Dans le cadre du recensement que la Cour suprême a accepté de superviser en 2015, les 33 millions d’habitants de l’Assam doivent prouver que leur famille s’est installée en Inde avant le 25 mars 1971, jour de l’indépendance du Bangladesh voisin. Les nationalistes hindous du Bharatiya Janta Party (BJP) affirment en effet que des Bangladais traversent depuis des années la longue et poreuse frontière et obtiennent illégalement la nationalité indienne.
«L'ancien ministre de l'Intérieur Indrajit Gupta a affirmé à la fin des années 90 que 4 millions de Bangladais résidaient dans l'Etat de l'Assam, rapporte Samujjal Bhattacharya, le secrétaire général du syndicat des étudiants de l'Assam (AASU), une organisation politique qui réclame ce recensement depuis la fin des années 70. Ces étrangers se sont accaparé les terres agricoles, la démographie de l'Assam a changé et cela met en danger notre langue, notre culture et notre identité. L'Inde est pour les Indiens, et l'Assam n'est pas ouvert aux immigrés illégaux du Bangladesh.»

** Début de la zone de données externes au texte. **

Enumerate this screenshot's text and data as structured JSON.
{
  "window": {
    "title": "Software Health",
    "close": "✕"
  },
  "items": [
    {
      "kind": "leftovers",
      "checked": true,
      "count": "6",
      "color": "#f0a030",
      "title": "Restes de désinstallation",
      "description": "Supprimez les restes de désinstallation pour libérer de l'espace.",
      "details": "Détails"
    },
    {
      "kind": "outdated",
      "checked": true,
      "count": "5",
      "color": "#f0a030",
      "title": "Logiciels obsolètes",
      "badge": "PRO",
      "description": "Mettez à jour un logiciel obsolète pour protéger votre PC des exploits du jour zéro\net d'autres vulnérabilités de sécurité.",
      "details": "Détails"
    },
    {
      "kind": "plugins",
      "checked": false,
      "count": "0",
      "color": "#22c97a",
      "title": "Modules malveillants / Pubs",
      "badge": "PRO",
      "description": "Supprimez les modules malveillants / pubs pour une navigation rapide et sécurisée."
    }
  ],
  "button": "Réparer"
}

Tout citoyen qui ne peut prouver que lui ou ses parents sont indiens depuis plus de quarante-sept ans sera donc déchu de sa nationalité. Une menace qui a commencé à prendre forme :le 30 juillet, ce sont ainsi quelque 4 millions d’Assamais, soit 12 % de la population régionale, qui ont été exclus de cette liste provisoire de citoyenneté et ont jusqu’au 31 décembre pour faire appel auprès du Centre pour l’enregistrement des citoyens, géré par les autorités locales selon des règles édictées par la Cour suprême.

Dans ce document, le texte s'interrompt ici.